Background: Fracture-healing is impaired in mice lacking a functional cyclooxygenase-2 (COX-2) gene or in rats continuously treated with COX-2 inhibitors. These observations indicate that COX-2 is a critical regulator of fracture repair. Nonsteroidal anti-inflammatory drugs are commonly used to treat pain associated with musculoskeletal trauma and disease. Nonsteroidal anti-inflammatory drugs inhibit COX-2 function and in so doing can impair fracture-healing. The goal of the present study was to determine how variations in nonsteroidal anti-inflammatory drug therapy ultimately affect fracture-healing.

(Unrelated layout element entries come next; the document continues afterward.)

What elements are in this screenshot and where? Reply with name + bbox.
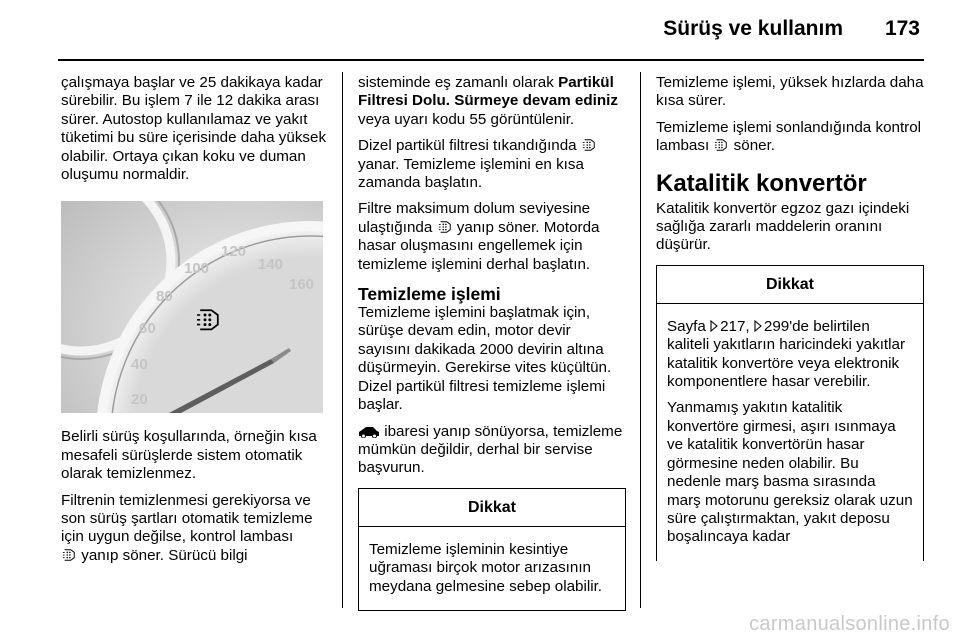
gauge-tick-60: 60: [139, 320, 156, 338]
gauge-tick-20: 20: [131, 391, 148, 409]
warning-box-text: Temizleme işleminin kesintiye uğraması birçok motor arızasının meydana gelmesine sebep olabilir.: [369, 540, 603, 595]
col2-paragraph-4: Temizleme işlemini başlatmak için, sürüşe devam edin, motor devir sayısını dakikada 2000 devirin altına düşürmeyin. Gerekirse vites küçültün. Dizel partikül filtresi temizleme işlemi başlar.: [358, 304, 612, 414]
gauge-tick-40: 40: [131, 356, 148, 374]
page-reference-icon: [710, 320, 718, 332]
column-1: [61, 74, 329, 573]
gauge-tick-100: 100: [184, 260, 210, 278]
header-rule: [58, 59, 924, 61]
col1-paragraph-3: Filtrenin temizlenmesi gerekiyorsa ve son sürüş şartları otomatik temizleme için uygun değilse, kontrol lambası yanıp söner. Sürücü bilgi: [61, 491, 313, 564]
dpf-icon: [581, 138, 597, 152]
gauge-tick-160: 160: [289, 276, 315, 294]
page-header: [0, 0, 960, 62]
warning-box-title: Dikkat: [657, 266, 923, 304]
gauge-tick-120: 120: [221, 243, 247, 261]
col1-paragraph-1: çalışmaya başlar ve 25 dakikaya kadar sürebilir. Bu işlem 7 ile 12 dakika arası sürer. Autostop kullanılamaz ve yakıt tüketimi bu süre içerisinde daha yüksek olabilir. Ortaya çıkan koku ve duman oluşumu normaldir.: [61, 74, 327, 184]
column-3: [656, 74, 924, 561]
dpf-icon: [437, 220, 453, 234]
header-title: Sürüş ve kullanım: [663, 17, 843, 40]
warning-box-paragraph-1: Sayfa 217, 299'de belirtilen kaliteli yakıtların haricindeki yakıtlar katalitik konvertöre veya elektronik komponentlere hasar verebilir.: [667, 317, 906, 391]
column-divider-1: [342, 72, 343, 608]
section-heading-catalytic: Katalitik konvertör: [656, 169, 867, 197]
col2-paragraph-1: sisteminde eş zamanlı olarak Partikül Filtresi Dolu. Sürmeye devam ediniz veya uyarı kodu 55 görüntülenir.: [358, 74, 618, 128]
col2-paragraph-3: Filtre maksimum dolum seviyesine ulaştığında yanıp söner. Motorda hasar oluşmasını engellemek için temizleme işlemini derhal başlatın.: [358, 200, 600, 273]
warning-box-title: Dikkat: [359, 489, 625, 527]
page-reference-icon: [754, 320, 762, 332]
dpf-icon: [61, 548, 77, 562]
watermark: carmanualsonline.info: [749, 613, 950, 635]
col3-paragraph-2: Temizleme işlemi sonlandığında kontrol lambası söner.: [656, 118, 922, 155]
dpf-icon: [713, 138, 729, 152]
warning-box-1: [358, 488, 626, 611]
col3-paragraph-3: Katalitik konvertör egzoz gazı içindeki sağlığa zararlı maddelerin oranını düşürür.: [656, 199, 910, 254]
warning-box-2: [656, 265, 924, 561]
section-heading-cleaning: Temizleme işlemi: [358, 284, 501, 305]
message-text: Partikül Filtresi Dolu. Sürmeye devam ediniz: [358, 74, 618, 110]
gauge-tick-140: 140: [258, 256, 284, 274]
column-2: [358, 74, 626, 611]
car-wrench-icon: [358, 425, 380, 438]
col2-paragraph-5: ibaresi yanıp sönüyorsa, temizleme mümkün değildir, derhal bir servise başvurun.: [358, 422, 623, 477]
col1-paragraph-2: Belirli sürüş koşullarında, örneğin kısa mesafeli sürüşlerde sistem otomatik olarak temizlenmez.: [61, 428, 317, 483]
page-number: 173: [884, 17, 920, 40]
dashboard-photo: [61, 201, 323, 413]
gauge-tick-80: 80: [156, 288, 173, 306]
column-divider-2: [640, 72, 641, 608]
col3-paragraph-1: Temizleme işlemi, yüksek hızlarda daha kısa sürer.: [656, 74, 924, 110]
col2-paragraph-2: Dizel partikül filtresi tıkandığında yanar. Temizleme işlemini en kısa zamanda başlatın.: [358, 137, 626, 192]
warning-box-paragraph-2: Yanmamış yakıtın katalitik konvertöre girmesi, aşırı ısınmaya ve katalitik konvertörün hasar görmesine neden olabilir. Bu nedenle marş basma sırasında marş motorunu gereksiz olarak uzun süre çalıştırmaktan, yakıt deposu boşalıncaya kadar: [667, 399, 913, 546]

Methods: Closed femoral fractures were made in female Sprague-Dawley rats. The rats were treated with different doses of celecoxib (a COX-2-selective nonsteroidal anti-inflammatory drug) or were treated for different periods before or after fracture with celecoxib. Eight weeks after the fracture, healing was assessed with radiography and destructive torsional mechanical testing. The effect of celecoxib treatment on fracture callus prostaglandin E2 and F(2alpha) levels was determined as a measure of cyclooxygenase activity.

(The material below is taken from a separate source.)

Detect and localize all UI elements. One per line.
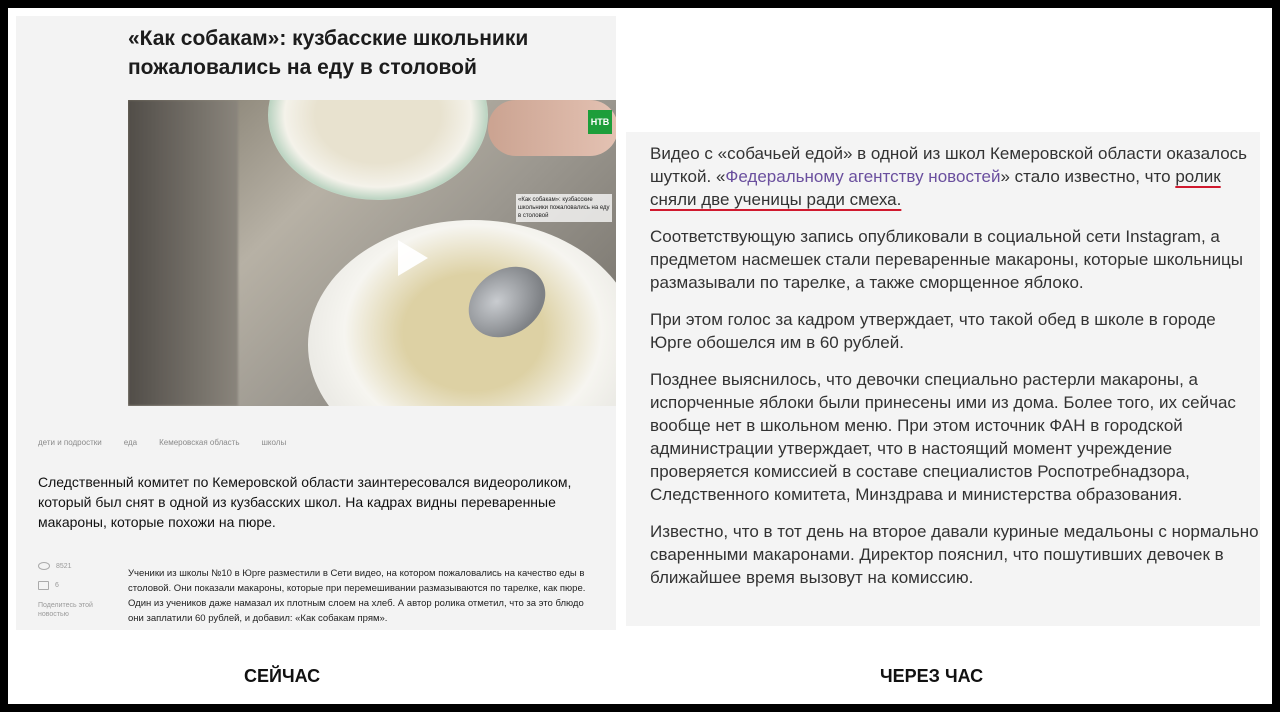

Results: Celecoxib doses as small as 2 mg/kg/day reduced fracture callus mechanical properties and caused a significant increase in the proportion of nonunions. Similarly, treatment with celecoxib at a dose of 4 mg/kg/day for just five days reduced fracture callus mechanical properties and significantly increased the proportion of nonunions. Conversely, celecoxib therapy prior to fracture or initiated fourteen days after fracture did not significantly increase the proportion of nonunions. Celecoxib treatment at a dose of 4 mg/kg/day reduced fracture callus prostaglandin E2 and F(2alpha) levels by >60%.
Conclusions: COX-2-selective nonsteroidal anti-inflammatory drug therapy during the early stages of fracture repair significantly reduced fracture callus mechanical properties at later stages of healing and increased the proportion of nonunions in this animal model.